Jesus died for all, so if God has taken all sins away through Christ on the Cross, should not all sinners be saved; even the worst of humanity?

You make an interesting point here. There are two major approaches to this topic within the church: one agrees with your premise (Jesus paid the punishment for everyone’s sin on the cross) but not your logic (whatever Jesus paid for on the cross will never need to be paid for again); the other disagrees with your premise but agrees with your logic. However, both views firmly acknowledge that Christ’s death did not automatically accomplish universal salvation. The Bible repeatedly emphasizes that one must believe in Jesus to receive His salvation. The Bible often speaks of Jesus dividing people into two groups: one to receive eternal life and the other eternal punishment (see for example Matthew 25:31-46). Such passages make no sense if everyone is saved through Jesus’ death on the cross.

 

Let me explain the reasoning behind these two views. The first view (sometimes called “unlimited or general atonement”) agrees with your premise that Jesus bore the punishment for everyone’s sin on the cross. However, they clarify that this gift must be received by faith in order to be put into effect.  Although the gift has been purchased and offered to everyone, it, like any gift, is not yours unless you receive it. The New Testament is clear that the only way one can receive Jesus’ gift is through faith. For example, John 3:16-18 states, “For God so loved the world that he gave his one and only Son, that whoever believes in him shall not perish but have eternal life. For God did not send his Son into the world to condemn the world, but to save the world through him. Whoever believes in him is not condemned, but whoever does not believe stands condemned already because they have not believed in the name of God’s one and only Son.” This passage makes it clear that faith is necessary for receiving Jesus’ salvation. It is not something all receive automatically. Those who do not believe in Jesus will be condemned.

The second view is called “limited or definite atonement” and is one of the five points of Calvinism. While it denies your premise that Jesus paid for everyone’s sin, it agrees with your logic on the efficacy of Jesus’ payment: whatever Jesus paid for on the cross will never need to be paid for again. However, they hold that Jesus only paid for the sins of those whom God has chosen to be saved. The passages which speak of Jesus as the one “who takes away the sin of the world!” (John 1:29) imply that Jesus died for everyone without distinction (meaning He died for people from every tongue, tribe, people, and nation – not just Israel) but not everyone without exception (meaning He did not die to save every single person).

While it is possible for each of these two systems to coincide with Scripture, combining the premise of the first one with the logic of the second one doesn’t work. This is because the Bible frequently emphasizes that one can only be saved by faith and that those who do not believe will not be saved but spend eternity apart from God in hell.

Now, Jesus can save even the worst of sinners (1 Timothy 1:15), but apart from Him, even the best of us fall short of His perfect standard (Romans 3:23).
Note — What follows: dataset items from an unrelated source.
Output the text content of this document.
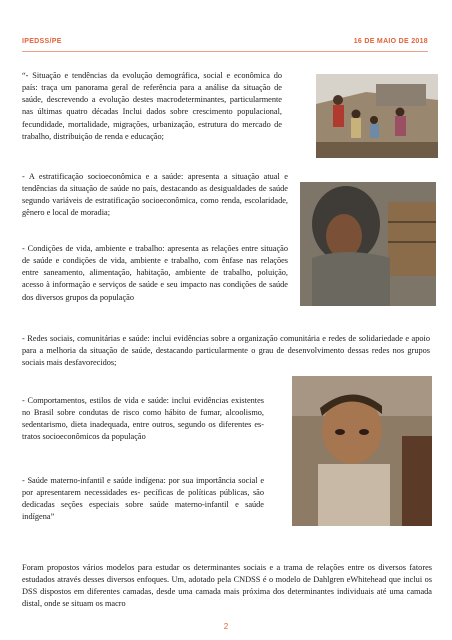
IPEDSS/PE	16 DE MAIO DE 2018

“- Situação e tendências da evolução demográfica, social e econômica do país: traça um panorama geral de referência para a análise da situação de saúde, descrevendo a evolução destes macrodeterminantes, particularmente nas últimas quatro décadas Inclui dados sobre crescimento populacional, fecundidade, mortalidade, migrações, urbanização, estrutura do mercado de trabalho, distribuição de renda e educação;

- A estratificação socioeconômica e a saúde: apresenta a situação atual e tendências da situação de saúde no país, destacando as desigualdades de saúde segundo variáveis de estratificação socioeconômica, como renda, escolaridade, gênero e local de moradia;

- Condições de vida, ambiente e trabalho: apresenta as relações entre situação de saúde e condições de vida, ambiente e trabalho, com ênfase nas relações entre saneamento, alimentação, habitação, ambiente de trabalho, poluição, acesso à informação e serviços de saúde e seu impacto nas condições de saúde dos diversos grupos da população

- Redes sociais, comunitárias e saúde: inclui evidências sobre a organização comunitária e redes de solidariedade e apoio para a melhoria da situação de saúde, destacando particularmente o grau de desenvolvimento dessas redes nos grupos sociais mais desfavorecidos;

- Comportamentos, estilos de vida e saúde: inclui evidências existentes no Brasil sobre condutas de risco como hábito de fumar, alcoolismo, sedentarismo, dieta inadequada, entre outros, segundo os diferentes es- tratos socioeconômicos da população

- Saúde materno-infantil e saúde indígena: por sua importância social e por apresentarem necessidades es- pecíficas de políticas públicas, são dedicadas seções especiais sobre saúde materno-infantil e saúde indígena”

Foram propostos vários modelos para estudar os determinantes sociais e a trama de relações entre os diversos fatores estudados através desses diversos enfoques. Um, adotado pela CNDSS é o modelo de Dahlgren eWhitehead que inclui os DSS dispostos em diferentes camadas, desde uma camada mais próxima dos determinantes individuais até uma camada distal, onde se situam os macro

2
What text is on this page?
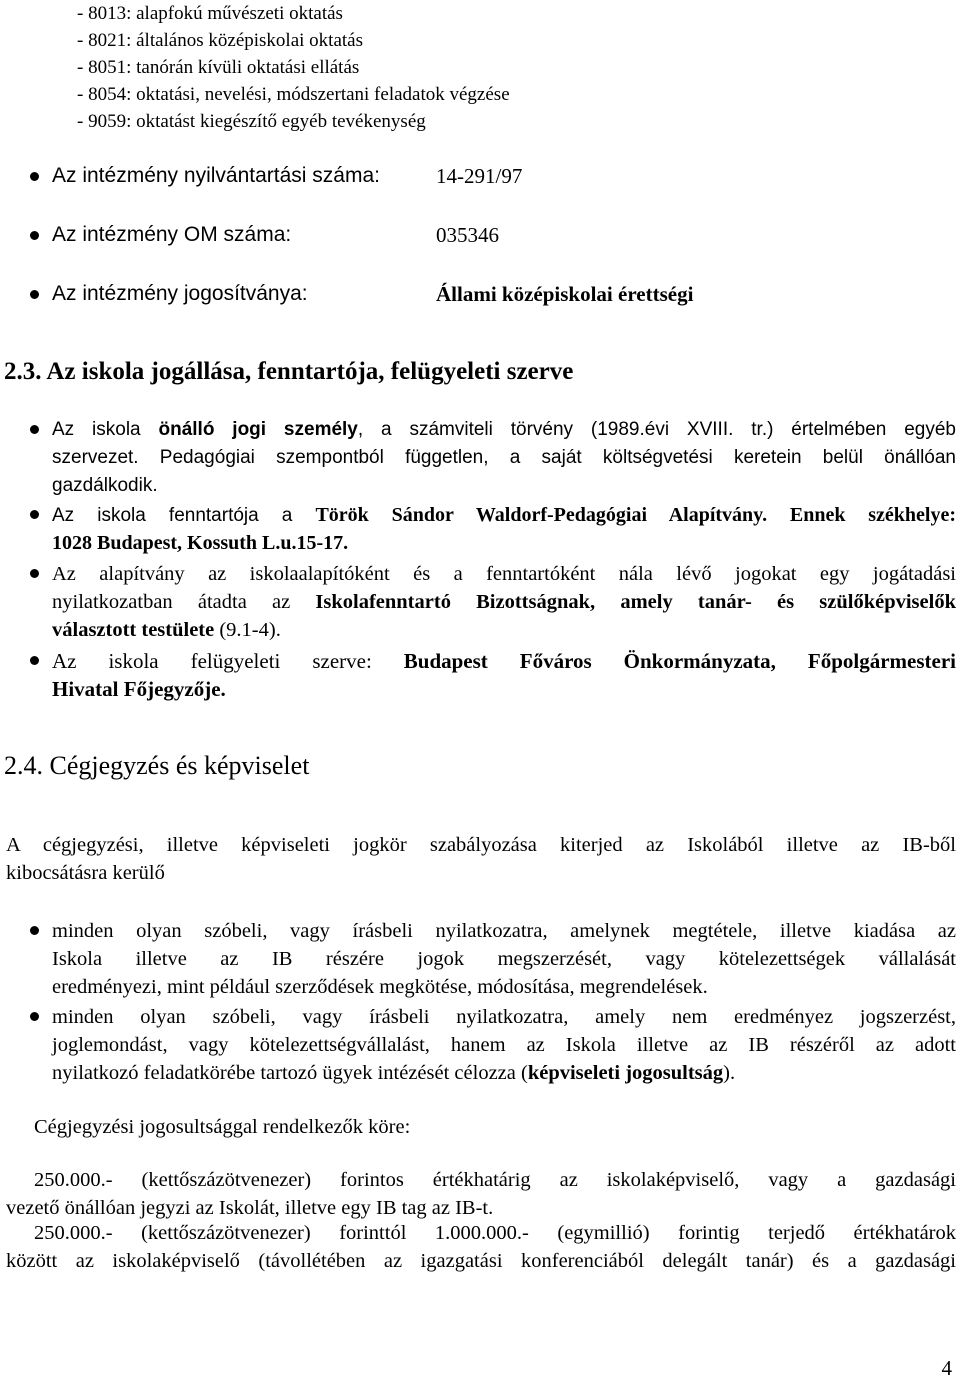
- 8013: alapfokú művészeti oktatás
- 8021: általános középiskolai oktatás
- 8051: tanórán kívüli oktatási ellátás
- 8054: oktatási, nevelési, módszertani feladatok végzése
- 9059: oktatást kiegészítő egyéb tevékenység
Az intézmény nyilvántartási száma:	14-291/97
Az intézmény OM száma:	035346
Az intézmény jogosítványa:	Állami középiskolai érettségi
2.3. Az iskola jogállása, fenntartója, felügyeleti szerve
Az iskola önálló jogi személy, a számviteli törvény (1989.évi XVIII. tr.) értelmében egyéb
szervezet. Pedagógiai szempontból független, a saját költségvetési keretein belül önállóan
gazdálkodik.
Az iskola fenntartója a Török Sándor Waldorf-Pedagógiai Alapítvány. Ennek székhelye:
1028 Budapest, Kossuth L.u.15-17.
Az alapítvány az iskolaalapítóként és a fenntartóként nála lévő jogokat egy jogátadási
nyilatkozatban átadta az Iskolafenntartó Bizottságnak, amely tanár- és szülőképviselők
választott testülete (9.1-4).
Az iskola felügyeleti szerve: Budapest Főváros Önkormányzata, Főpolgármesteri
Hivatal Főjegyzője.
2.4. Cégjegyzés és képviselet
A cégjegyzési, illetve képviseleti jogkör szabályozása kiterjed az Iskolából illetve az IB-ből
kibocsátásra kerülő
minden olyan szóbeli, vagy írásbeli nyilatkozatra, amelynek megtétele, illetve kiadása az
Iskola illetve az IB részére jogok megszerzését, vagy kötelezettségek vállalását
eredményezi, mint például szerződések megkötése, módosítása, megrendelések.
minden olyan szóbeli, vagy írásbeli nyilatkozatra, amely nem eredményez jogszerzést,
joglemondást, vagy kötelezettségvállalást, hanem az Iskola illetve az IB részéről az adott
nyilatkozó feladatkörébe tartozó ügyek intézését célozza (képviseleti jogosultság).
Cégjegyzési jogosultsággal rendelkezők köre:
250.000.- (kettőszázötvenezer) forintos értékhatárig az iskolaképviselő, vagy a gazdasági
vezető önállóan jegyzi az Iskolát, illetve egy IB tag az IB-t.
250.000.- (kettőszázötvenezer) forinttól 1.000.000.- (egymillió) forintig terjedő értékhatárok
között az iskolaképviselő (távollétében az igazgatási konferenciából delegált tanár) és a gazdasági
4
Salvation is not received by obeying the law (Romans 3:20), but by receiving through faith what Jesus did on our behalf (Romans 4:5). He is our only hope. And what hope and assurance He offers when we turn to Him in faith! He has done everything necessary to rescue us from hell. All we need to do is receive His salvation by faith.

I hope this helps you process these questions in light of Scripture and rejoice in Jesus as your Savior.